Wythenshawe FM

Black Coffee, Opera House, Manchester. November 2014

FOR WEBSITE PIC  Black CoffeeIf you like your drama like your coffee – elegantly dark, refreshing, and invigorating – then Agatha Christie’s whodunit mystery Black Coffee will hit the spot for you.

Anyone who has ever reached for the television remote to switch off yet another blood-soaked crime and forensics caper will relish the chance to experience a subtle classic, the chance to sit back and enjoy as your brain cells are gently engaged by watching the incomparable Hercule Poirot at work, unfailingly polite and intelligent as he deconstructs the lives, actions and motives of his suspects.

This is a meticulous production which has the seal of approval from the custodians of the Queen of Crime’s legacy. Agatha Christie Ltd licenses the Agatha Christie Theatre Company to put on a major national touring production of a different work by the author each year.

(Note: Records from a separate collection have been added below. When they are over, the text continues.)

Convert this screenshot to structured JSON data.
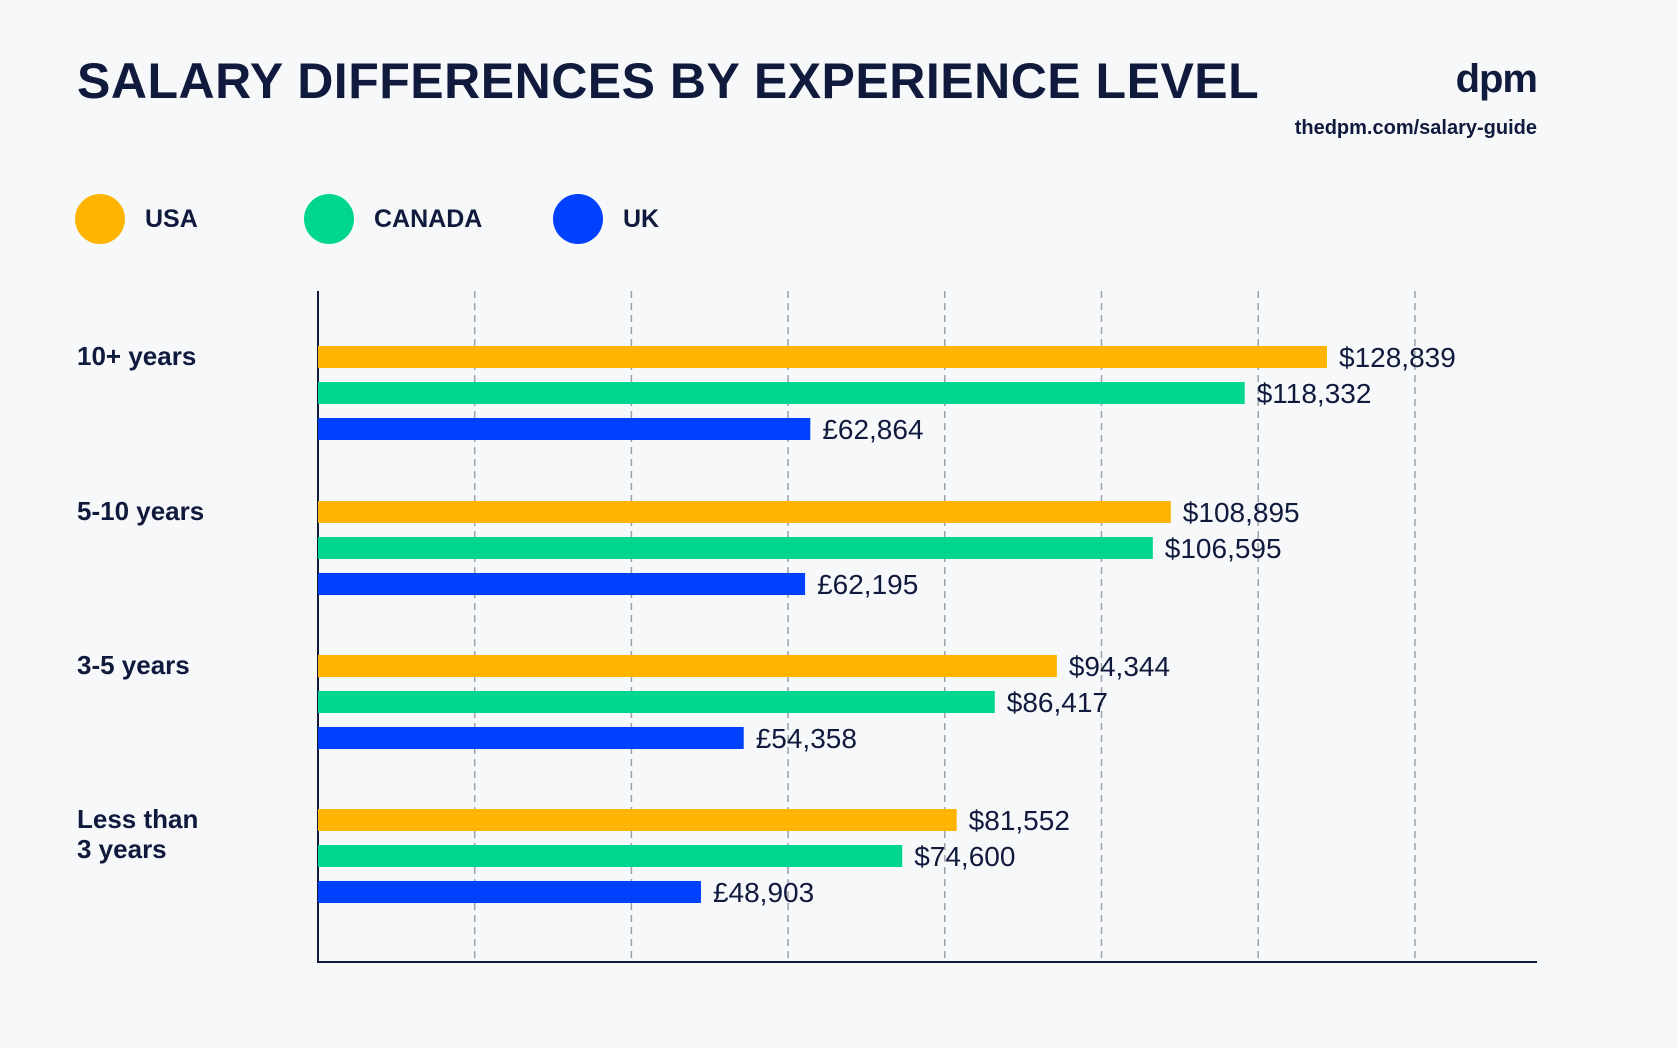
{
  "header": {
    "title": "SALARY DIFFERENCES BY EXPERIENCE LEVEL",
    "brand_logo": "dpm",
    "brand_url": "thedpm.com/salary-guide"
  },
  "legend": [
    {
      "label": "USA",
      "color": "#ffb400"
    },
    {
      "label": "CANADA",
      "color": "#00d68f"
    },
    {
      "label": "UK",
      "color": "#0040ff"
    }
  ],
  "chart_data": {
    "type": "bar",
    "orientation": "horizontal",
    "title": "SALARY DIFFERENCES BY EXPERIENCE LEVEL",
    "categories": [
      "10+ years",
      "5-10 years",
      "3-5 years",
      "Less than 3 years"
    ],
    "category_lines": [
      [
        "10+ years"
      ],
      [
        "5-10 years"
      ],
      [
        "3-5 years"
      ],
      [
        "Less than",
        "3 years"
      ]
    ],
    "series": [
      {
        "name": "USA",
        "color": "#ffb400",
        "values": [
          128839,
          108895,
          94344,
          81552
        ],
        "labels": [
          "$128,839",
          "$108,895",
          "$94,344",
          "$81,552"
        ]
      },
      {
        "name": "CANADA",
        "color": "#00d68f",
        "values": [
          118332,
          106595,
          86417,
          74600
        ],
        "labels": [
          "$118,332",
          "$106,595",
          "$86,417",
          "$74,600"
        ]
      },
      {
        "name": "UK",
        "color": "#0040ff",
        "values": [
          62864,
          62195,
          54358,
          48903
        ],
        "labels": [
          "£62,864",
          "£62,195",
          "£54,358",
          "£48,903"
        ]
      }
    ],
    "xlabel": "",
    "ylabel": "",
    "grid": true,
    "legend_position": "top-left"
  }
}
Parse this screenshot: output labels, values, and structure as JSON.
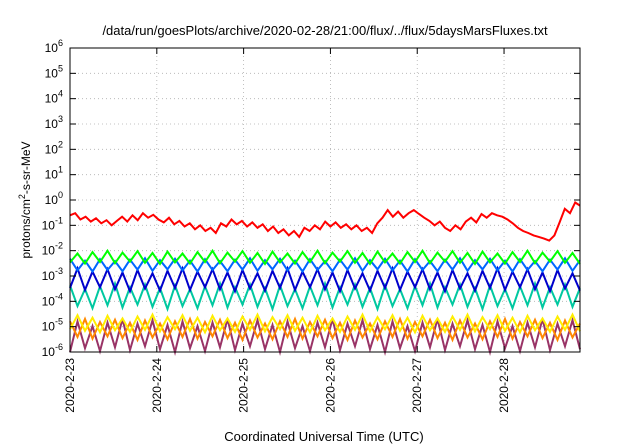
{
  "chart_data": {
    "type": "line",
    "title": "/data/run/goesPlots/archive/2020-02-28/21:00/flux/../flux/5daysMarsFluxes.txt",
    "xlabel": "Coordinated Universal Time (UTC)",
    "ylabel_parts": {
      "pre": "protons/cm",
      "sup": "2",
      "post": "-s-sr-MeV"
    },
    "y_scale": "log",
    "ylim": [
      1e-06,
      1000000.0
    ],
    "y_ticks": [
      {
        "base": "10",
        "exp": "-6",
        "value": 1e-06
      },
      {
        "base": "10",
        "exp": "-5",
        "value": 1e-05
      },
      {
        "base": "10",
        "exp": "-4",
        "value": 0.0001
      },
      {
        "base": "10",
        "exp": "-3",
        "value": 0.001
      },
      {
        "base": "10",
        "exp": "-2",
        "value": 0.01
      },
      {
        "base": "10",
        "exp": "-1",
        "value": 0.1
      },
      {
        "base": "10",
        "exp": "0",
        "value": 1.0
      },
      {
        "base": "10",
        "exp": "1",
        "value": 10.0
      },
      {
        "base": "10",
        "exp": "2",
        "value": 100.0
      },
      {
        "base": "10",
        "exp": "3",
        "value": 1000.0
      },
      {
        "base": "10",
        "exp": "4",
        "value": 10000.0
      },
      {
        "base": "10",
        "exp": "5",
        "value": 100000.0
      },
      {
        "base": "10",
        "exp": "6",
        "value": 1000000.0
      }
    ],
    "x_ticks": [
      "2020-2-23",
      "2020-2-24",
      "2020-2-25",
      "2020-2-26",
      "2020-2-27",
      "2020-2-28"
    ],
    "xlim": [
      "2020-02-23T00:00",
      "2020-02-28T21:00"
    ],
    "grid": true,
    "legend": "none",
    "series": [
      {
        "color": "#ff0000",
        "x_days": [
          0,
          0.06,
          0.12,
          0.18,
          0.24,
          0.3,
          0.36,
          0.42,
          0.48,
          0.54,
          0.6,
          0.66,
          0.72,
          0.78,
          0.84,
          0.9,
          0.96,
          1.02,
          1.08,
          1.14,
          1.2,
          1.26,
          1.32,
          1.38,
          1.44,
          1.5,
          1.56,
          1.62,
          1.68,
          1.74,
          1.8,
          1.86,
          1.92,
          1.98,
          2.04,
          2.1,
          2.16,
          2.22,
          2.28,
          2.34,
          2.4,
          2.46,
          2.52,
          2.58,
          2.64,
          2.7,
          2.76,
          2.82,
          2.88,
          2.94,
          3,
          3.06,
          3.12,
          3.18,
          3.24,
          3.3,
          3.36,
          3.42,
          3.48,
          3.54,
          3.6,
          3.66,
          3.72,
          3.78,
          3.84,
          3.9,
          3.96,
          4.02,
          4.08,
          4.14,
          4.2,
          4.26,
          4.32,
          4.38,
          4.44,
          4.5,
          4.56,
          4.62,
          4.68,
          4.74,
          4.8,
          4.86,
          4.92,
          4.98,
          5.04,
          5.1,
          5.16,
          5.22,
          5.28,
          5.34,
          5.4,
          5.46,
          5.52,
          5.58,
          5.64,
          5.7,
          5.76,
          5.82,
          5.875
        ],
        "values": [
          0.25,
          0.3,
          0.17,
          0.22,
          0.14,
          0.19,
          0.12,
          0.16,
          0.1,
          0.15,
          0.22,
          0.14,
          0.25,
          0.16,
          0.3,
          0.2,
          0.26,
          0.17,
          0.13,
          0.2,
          0.11,
          0.15,
          0.09,
          0.12,
          0.07,
          0.1,
          0.06,
          0.08,
          0.05,
          0.12,
          0.09,
          0.17,
          0.11,
          0.15,
          0.09,
          0.13,
          0.08,
          0.11,
          0.06,
          0.09,
          0.05,
          0.07,
          0.04,
          0.06,
          0.035,
          0.08,
          0.06,
          0.1,
          0.07,
          0.14,
          0.09,
          0.13,
          0.08,
          0.11,
          0.07,
          0.1,
          0.06,
          0.08,
          0.05,
          0.12,
          0.2,
          0.4,
          0.22,
          0.35,
          0.2,
          0.3,
          0.4,
          0.28,
          0.2,
          0.15,
          0.1,
          0.14,
          0.08,
          0.06,
          0.1,
          0.07,
          0.14,
          0.2,
          0.13,
          0.28,
          0.2,
          0.3,
          0.25,
          0.22,
          0.17,
          0.12,
          0.08,
          0.06,
          0.05,
          0.04,
          0.035,
          0.03,
          0.025,
          0.04,
          0.13,
          0.45,
          0.3,
          0.8,
          0.6
        ]
      },
      {
        "color": "#00ff00",
        "values_range": [
          0.003,
          0.01
        ]
      },
      {
        "color": "#0066ff",
        "values_range": [
          0.0015,
          0.005
        ]
      },
      {
        "color": "#0000cc",
        "values_range": [
          0.00025,
          0.002
        ]
      },
      {
        "color": "#00c8a0",
        "values_range": [
          5e-05,
          0.0005
        ]
      },
      {
        "color": "#ffee00",
        "values_range": [
          6e-06,
          3e-05
        ]
      },
      {
        "color": "#ff8800",
        "values_range": [
          3e-06,
          2e-05
        ]
      },
      {
        "color": "#993366",
        "values_range": [
          1e-06,
          2e-05
        ]
      }
    ]
  }
}
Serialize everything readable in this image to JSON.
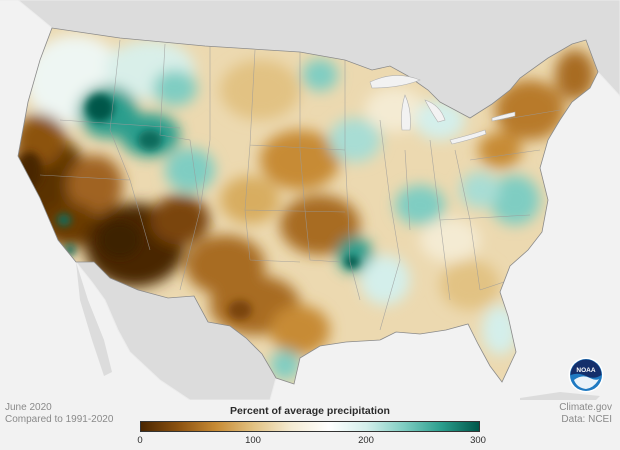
{
  "period": "June 2020",
  "baseline": "Compared to 1991-2020",
  "source": "Climate.gov",
  "data_credit": "Data: NCEI",
  "legend": {
    "title": "Percent of average precipitation",
    "ticks": [
      "0",
      "100",
      "200",
      "300"
    ],
    "scale_min": 0,
    "scale_max": 300,
    "colors": [
      "#4a2600",
      "#8c5210",
      "#c78b35",
      "#e2c283",
      "#f4ebd3",
      "#ffffff",
      "#d4efeb",
      "#7fcdc2",
      "#2b9e8d",
      "#00574a"
    ]
  },
  "logo": {
    "name": "noaa-logo",
    "text": "NOAA"
  },
  "map_colors": {
    "ocean": "#f2f2f2",
    "neighbor_land": "#dcdcdc",
    "border": "#9a9a9a"
  },
  "map_regions": [
    {
      "name": "pacific-northwest",
      "category": "near-average"
    },
    {
      "name": "montana-idaho",
      "category": "well-above-average"
    },
    {
      "name": "california-coast",
      "category": "much-below-average"
    },
    {
      "name": "southwest",
      "category": "much-below-average"
    },
    {
      "name": "texas",
      "category": "below-average"
    },
    {
      "name": "plains",
      "category": "below-average"
    },
    {
      "name": "upper-midwest",
      "category": "near-average"
    },
    {
      "name": "mississippi-valley",
      "category": "above-average"
    },
    {
      "name": "southeast",
      "category": "near-average"
    },
    {
      "name": "northeast",
      "category": "below-average"
    },
    {
      "name": "florida",
      "category": "near-average"
    }
  ]
}
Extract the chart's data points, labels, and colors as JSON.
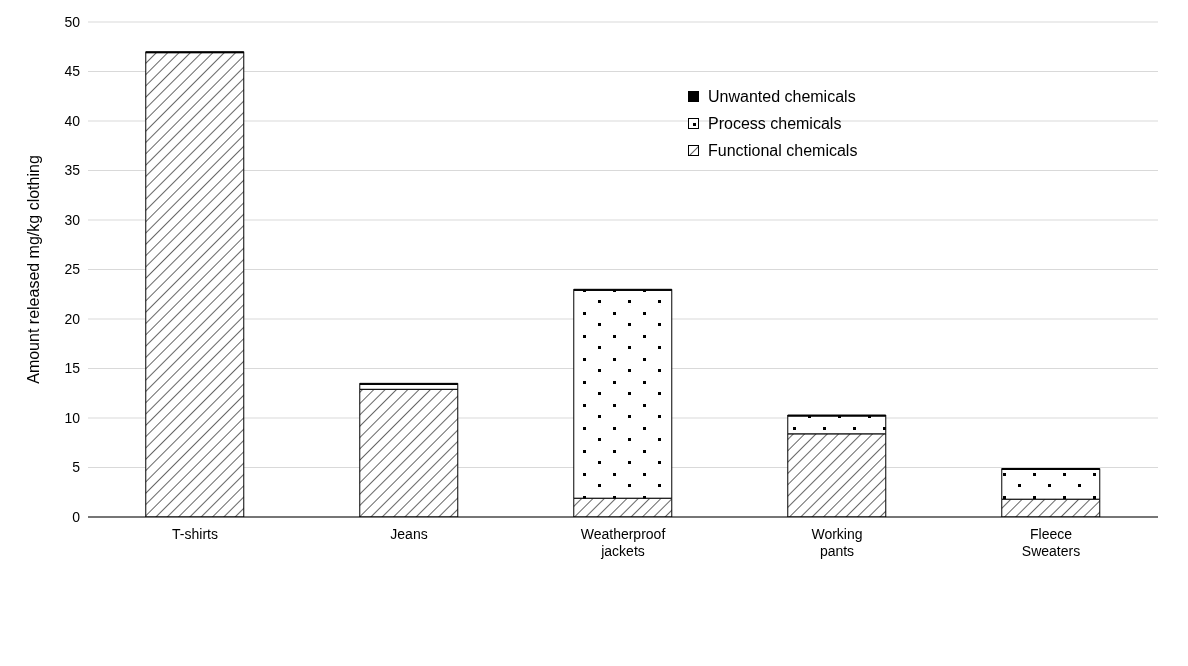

Black Coffee is their 11th production and features Agatha Christie’s very first play which was written in 1929 and first performed in 1930.

The action takes place in a single high-ceilinged room, decorated in art deco style, and the comings and goings through the three doors, and into the garden, provide a visual punctuation to the play.

It’s a play where action and the unfolding of plot is more important than characterisation. The characters are stereotypes – as befits the genre – and we learn just enough about their back stories to establish them as red-herring suspects.

The driving force of what happens in Black Coffee is the wit and elegant ingenuity of the Belgian detective. Jason Durr is a tall Poirot who engages in much Chaplinesque eyebrow play and sustains the attention of the audience and the momentum of the play with his well-judged expositions of the evidence. Robin McCallum plays his affable sidekick, Captain Hastings, with an understated charm.

Despite the dark centre – it is a murder mystery after all, with a body at centre stage – this is a good-humoured play which succeeds in its aim to stimulate rather than to shock.

My advice to anyone who goes to see this play is don’t blink or look through your programme in the first few minutes or you will miss vital information. Take it all in and see if you can spot the clues before Hercule Poirot unmasks the villain.